User processes associated with the zone application environment are running. The zone enters the running state as soon as the first user process associated with the application environment (init) is created.
These states are transitional states that are visible while the zone is being halted. However, a zone that is unable to shut down for any reason will stop in one of these states.
Chapter 19, Installing, Booting, Shutting Down, Halting, Uninstalling, and Cloning Non-Global Zones (Tasks) and the zoneadm(1M) man page describe how to use the zoneadm command to initiate transitions between these states.
Table 15-1 Commands That Affect Zone State
Note - Parameters changed through zonecfg do not affect a running zone. The zone must be rebooted for the changes to take effect.
A zone provides isolation at almost any level of granularity you require. A zone does not need a dedicated CPU, a physical device, or a portion of physical memory. These resources can either be multiplexed across a number of zones running within a single domain or system, or allocated on a per-zone basis using the resource management features available in the operating system.

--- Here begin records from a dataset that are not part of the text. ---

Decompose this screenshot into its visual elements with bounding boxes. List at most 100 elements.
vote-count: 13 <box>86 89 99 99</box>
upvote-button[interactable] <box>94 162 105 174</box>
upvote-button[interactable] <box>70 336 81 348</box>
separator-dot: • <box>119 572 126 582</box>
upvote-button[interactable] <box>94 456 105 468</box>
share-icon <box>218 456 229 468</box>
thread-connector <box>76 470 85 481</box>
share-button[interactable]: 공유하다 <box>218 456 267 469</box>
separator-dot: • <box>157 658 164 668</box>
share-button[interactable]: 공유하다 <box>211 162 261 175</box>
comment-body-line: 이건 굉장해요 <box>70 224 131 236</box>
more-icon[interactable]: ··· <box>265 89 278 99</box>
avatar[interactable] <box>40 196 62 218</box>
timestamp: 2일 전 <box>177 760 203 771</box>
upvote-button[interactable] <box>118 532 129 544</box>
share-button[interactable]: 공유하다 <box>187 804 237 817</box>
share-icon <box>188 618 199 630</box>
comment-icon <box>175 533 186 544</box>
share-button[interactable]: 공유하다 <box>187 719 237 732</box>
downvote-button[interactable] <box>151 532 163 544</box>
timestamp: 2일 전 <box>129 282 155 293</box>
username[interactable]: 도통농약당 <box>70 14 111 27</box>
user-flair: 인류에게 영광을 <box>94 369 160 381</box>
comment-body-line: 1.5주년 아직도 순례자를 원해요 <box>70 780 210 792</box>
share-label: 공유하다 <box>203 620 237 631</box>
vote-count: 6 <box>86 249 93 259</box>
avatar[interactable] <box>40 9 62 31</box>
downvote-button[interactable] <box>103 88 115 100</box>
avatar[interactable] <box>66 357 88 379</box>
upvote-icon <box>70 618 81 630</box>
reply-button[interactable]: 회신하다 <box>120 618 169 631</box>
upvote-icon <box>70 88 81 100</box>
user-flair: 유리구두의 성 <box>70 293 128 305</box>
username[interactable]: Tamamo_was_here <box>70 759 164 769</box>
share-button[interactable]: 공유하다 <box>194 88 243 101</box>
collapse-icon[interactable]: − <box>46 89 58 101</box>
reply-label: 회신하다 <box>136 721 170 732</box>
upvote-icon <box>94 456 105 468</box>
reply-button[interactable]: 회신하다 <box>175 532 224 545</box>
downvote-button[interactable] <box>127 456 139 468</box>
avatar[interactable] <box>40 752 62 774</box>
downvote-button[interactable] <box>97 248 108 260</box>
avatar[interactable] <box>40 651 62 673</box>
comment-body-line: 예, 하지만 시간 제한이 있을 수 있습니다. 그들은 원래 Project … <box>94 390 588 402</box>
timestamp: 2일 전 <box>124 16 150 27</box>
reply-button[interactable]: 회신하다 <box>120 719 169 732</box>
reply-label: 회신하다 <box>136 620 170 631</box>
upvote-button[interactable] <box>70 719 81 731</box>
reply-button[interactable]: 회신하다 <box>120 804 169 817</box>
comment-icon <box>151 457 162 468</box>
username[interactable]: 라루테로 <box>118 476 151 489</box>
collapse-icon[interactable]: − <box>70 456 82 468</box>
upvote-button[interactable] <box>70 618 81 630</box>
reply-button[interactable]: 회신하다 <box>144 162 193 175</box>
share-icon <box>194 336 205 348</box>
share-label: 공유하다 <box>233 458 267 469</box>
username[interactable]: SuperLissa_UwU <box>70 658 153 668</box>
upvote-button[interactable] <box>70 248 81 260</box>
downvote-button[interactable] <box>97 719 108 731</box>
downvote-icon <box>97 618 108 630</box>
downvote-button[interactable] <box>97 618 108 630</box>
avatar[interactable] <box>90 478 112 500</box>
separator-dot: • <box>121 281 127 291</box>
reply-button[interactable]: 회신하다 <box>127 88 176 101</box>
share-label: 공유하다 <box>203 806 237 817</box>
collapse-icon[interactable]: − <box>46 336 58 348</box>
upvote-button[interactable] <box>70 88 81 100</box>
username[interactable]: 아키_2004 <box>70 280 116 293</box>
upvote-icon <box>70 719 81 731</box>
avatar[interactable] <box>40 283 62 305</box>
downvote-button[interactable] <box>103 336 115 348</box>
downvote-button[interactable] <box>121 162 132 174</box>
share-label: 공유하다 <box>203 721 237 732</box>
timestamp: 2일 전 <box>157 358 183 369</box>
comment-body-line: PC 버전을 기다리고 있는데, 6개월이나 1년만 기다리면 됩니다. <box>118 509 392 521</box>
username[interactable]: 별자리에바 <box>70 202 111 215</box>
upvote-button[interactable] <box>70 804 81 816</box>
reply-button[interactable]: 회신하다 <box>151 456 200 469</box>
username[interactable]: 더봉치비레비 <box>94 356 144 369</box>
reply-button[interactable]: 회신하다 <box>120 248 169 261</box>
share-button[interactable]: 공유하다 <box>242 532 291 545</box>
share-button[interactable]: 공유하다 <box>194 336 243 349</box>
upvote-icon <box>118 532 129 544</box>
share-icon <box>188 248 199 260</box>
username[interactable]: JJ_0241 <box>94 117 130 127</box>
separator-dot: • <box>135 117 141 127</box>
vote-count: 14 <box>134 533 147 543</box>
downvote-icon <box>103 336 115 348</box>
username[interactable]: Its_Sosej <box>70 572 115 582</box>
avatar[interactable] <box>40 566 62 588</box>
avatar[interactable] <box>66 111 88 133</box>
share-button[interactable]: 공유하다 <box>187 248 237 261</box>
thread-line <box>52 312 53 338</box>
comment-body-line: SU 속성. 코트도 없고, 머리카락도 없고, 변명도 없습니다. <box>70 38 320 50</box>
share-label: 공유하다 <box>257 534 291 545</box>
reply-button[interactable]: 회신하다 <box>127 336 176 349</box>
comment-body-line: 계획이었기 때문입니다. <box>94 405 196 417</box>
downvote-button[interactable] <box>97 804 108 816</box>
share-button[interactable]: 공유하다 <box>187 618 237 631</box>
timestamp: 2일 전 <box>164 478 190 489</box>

Each zone can provide a customized set of services. To enforce basic process isolation, a process can see or signal only those processes that exist in the same zone. Basic communication between zones is accomplished by giving each zone IP network connectivity. An application running in one zone cannot observe the network traffic of another zone. This isolation is maintained even though the respective streams of packets travel through the same physical interface.
Each zone is given a portion of the file system hierarchy. Because each zone is confined to its subtree of the file system hierarchy, a workload running in a particular zone cannot access the on-disk data of another workload running in a different zone.
Files used by naming services reside within a zone's own root file system view. Thus, naming services in different zones are isolated from one other and the services can be configured differently.
If you use resource management features, you should align the boundaries of the resource management controls with those of the zones. This alignment creates a more complete model of a virtual machine, where namespace access, security isolation, and resource usage are all controlled.
Any special requirements for using the various resource management features with zones are addressed in the individual chapters of this manual that document those features.
To report on the CPU, memory, and resource control utilization of the currently running zones, see Using the zonestat Utility in a Non-Global Zone. The zonestat utility also reports on network bandwidth utilization in exclusive-IP zones. An exclusive-IP zone has its own IP-related state and one or more dedicated data-links.